Re: SPIP: Catalog API for view metadata

John Zhuge Tue, 18 Aug 2020 01:25:41 -0700

Thanks Burak and Walaa for the feedback!

Here are my perspectives:


We shouldn't be persisting things like the schema for a view


This is not related to which option to choose because existing code
persists schema as well.
When resolving the view, the analyzer always parses the view sql text, it
does not use the schema.

> AFAIK view schema is only used by DESCRIBE.


> Why not use TableCatalog.loadTable to load both tables and views
>
Also, views can be defined on top of either other views or base tables, so
> the less divergence in code paths between views and tables the better.

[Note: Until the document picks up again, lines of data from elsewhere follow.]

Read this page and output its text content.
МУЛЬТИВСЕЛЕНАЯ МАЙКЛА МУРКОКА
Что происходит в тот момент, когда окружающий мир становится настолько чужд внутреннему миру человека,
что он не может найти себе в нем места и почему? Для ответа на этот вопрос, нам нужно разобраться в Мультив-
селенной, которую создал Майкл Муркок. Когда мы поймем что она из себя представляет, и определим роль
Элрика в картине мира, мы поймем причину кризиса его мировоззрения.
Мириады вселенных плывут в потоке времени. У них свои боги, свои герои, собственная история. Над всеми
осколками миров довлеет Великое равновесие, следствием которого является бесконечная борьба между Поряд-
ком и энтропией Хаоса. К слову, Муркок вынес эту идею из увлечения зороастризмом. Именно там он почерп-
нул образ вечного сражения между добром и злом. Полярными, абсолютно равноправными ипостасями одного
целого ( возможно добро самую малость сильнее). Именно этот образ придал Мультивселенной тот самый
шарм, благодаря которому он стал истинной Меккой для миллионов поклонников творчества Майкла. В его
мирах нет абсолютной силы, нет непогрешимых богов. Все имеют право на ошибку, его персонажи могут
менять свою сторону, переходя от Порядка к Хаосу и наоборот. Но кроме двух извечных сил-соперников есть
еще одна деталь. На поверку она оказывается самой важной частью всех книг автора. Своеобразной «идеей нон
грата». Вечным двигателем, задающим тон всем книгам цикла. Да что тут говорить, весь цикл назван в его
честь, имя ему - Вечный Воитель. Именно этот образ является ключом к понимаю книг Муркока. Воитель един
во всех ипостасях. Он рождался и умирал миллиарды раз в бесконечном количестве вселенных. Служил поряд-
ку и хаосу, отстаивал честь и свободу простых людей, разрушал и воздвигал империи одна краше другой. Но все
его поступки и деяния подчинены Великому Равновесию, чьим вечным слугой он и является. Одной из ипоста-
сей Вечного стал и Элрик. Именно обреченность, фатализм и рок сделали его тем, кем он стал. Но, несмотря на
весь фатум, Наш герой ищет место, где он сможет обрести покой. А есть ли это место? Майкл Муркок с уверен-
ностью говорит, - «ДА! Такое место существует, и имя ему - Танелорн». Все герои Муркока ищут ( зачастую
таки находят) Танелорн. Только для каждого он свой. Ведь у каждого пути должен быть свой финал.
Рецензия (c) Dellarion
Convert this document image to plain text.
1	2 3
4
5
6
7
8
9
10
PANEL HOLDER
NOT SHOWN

Existing Spark takes this approach and there are quite a few checks like
"tableType == CatalogTableType.VIEW".
View and table metadata surprisingly have very little in common, thus I'd
like to group view related code together, separate from table processing.
Views are much closer to CTEs. SPIP proposed a new rule ViewSubstitution in
the same "Substitution" batch as CTESubstitution.

This way you avoid multiple RPCs to a catalog or data source or metastore,
> and you avoid namespace/name conflits. Also you make yourself less
> susceptible to race conditions (which still inherently exist).
>

Valid concern. Can be mitigated by caching RPC calls in the catalog
implementation. The window for race condition can also be narrowed
significantly but not totally eliminated.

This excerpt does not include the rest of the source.